In an unexpected twist, I've found myself contemplating religion again.
I was raised in a Christian household. We went to church every Sunday, complete with yelling and crashing and banging, jumping on the bed moments before we needed to leave, outfit changes and hasty breakfasts and everything that comes along with corralling overactive three children into nice clothes and out to the minivan in time for an 8 am service. Church was fun, back then. There were snacks when we got there, and books with so many songs that it was impossible to sing them all. There was summer camp, there were plays, there were stories told with cutout figures that pressed onto a felt desert backdrop.
It was ideal for a young child - a caring, giving community that worked together to raise their children with common ideals and support their growth into adulthood. When I was ten, an elderly woman in the church became my mentor and we occasionally had brunch together, mostly talking about the things I learned in school and the petty grievances I had with my brothers. I don't remember her name, but I'm glad she gave her time to me. Most of the adults in my life then gave selflessly, perhaps not knowing I would barely remember them later, but at least knowing it was a one-sided effort.

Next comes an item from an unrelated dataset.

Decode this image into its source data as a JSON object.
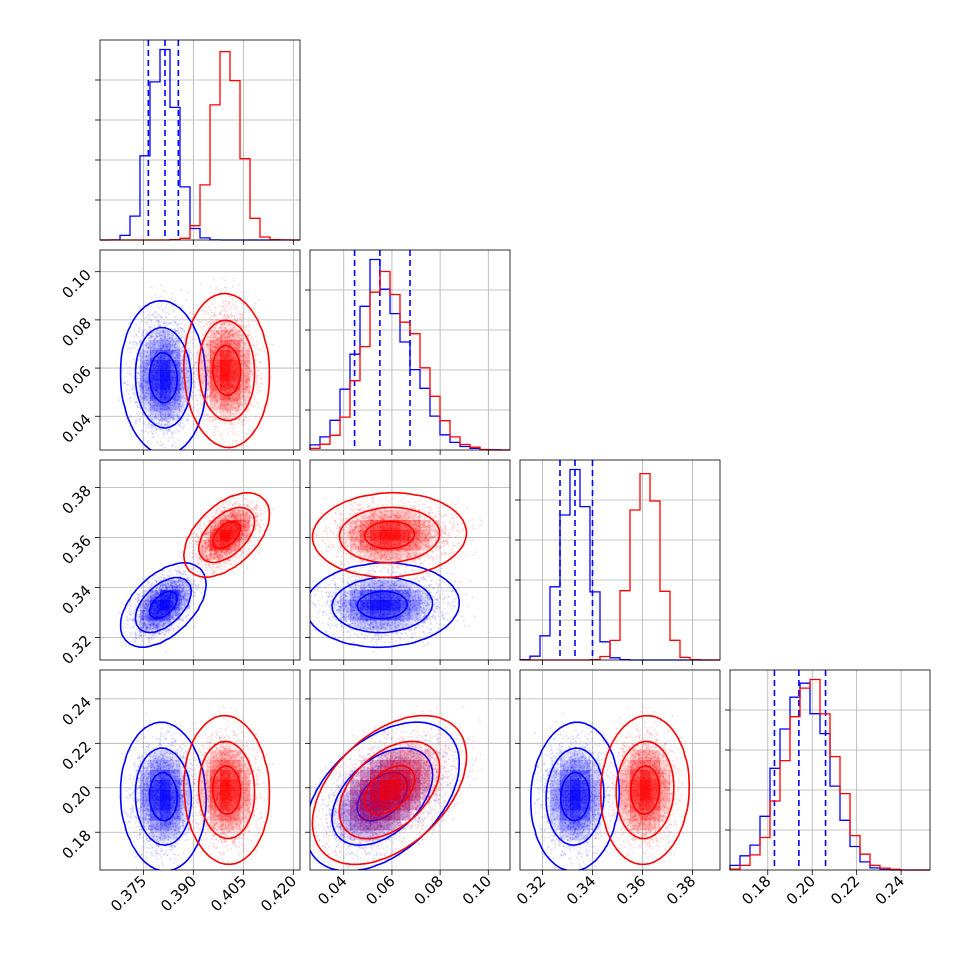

Then I grew older, into my teens. And I noticed the discrepancies between what we learned in church and what we did outside of it. The strangest part was that I found myself getting along better with the people who didn't believe in religion. These people were kinder, more open, more excited to enjoy their lives. The people I went to church with were catty and cruel.
I realize now, years later than it should have taken, that this behavior had more to do with the specific church, the specific town, and the culture it encouraged.
There are incredible people in my life now, both those who have a religion and those who don't, and I've found that judging a person by their beliefs is unacceptable. This goes two ways - I can no more assume that a person will behave as kind and honest as their religion says they should than I can expect them to behave like a hypocrite.
Now that I've let go of my anger and disappointment, I can turn to the important issue: What I believe. It's a long and personal search, one that will likely never have a true answer. I'm picking up the pieces of a religion I threw away long ago, dusting it off, examining the broken and unusable bits, and trying to discover if there's enough left to make something whole. No one can say if what I make for myself will match anyone else's, but I want to get the message out there: I'm reexamining. I'm not confrontational anymore. I want to hear what others have to say.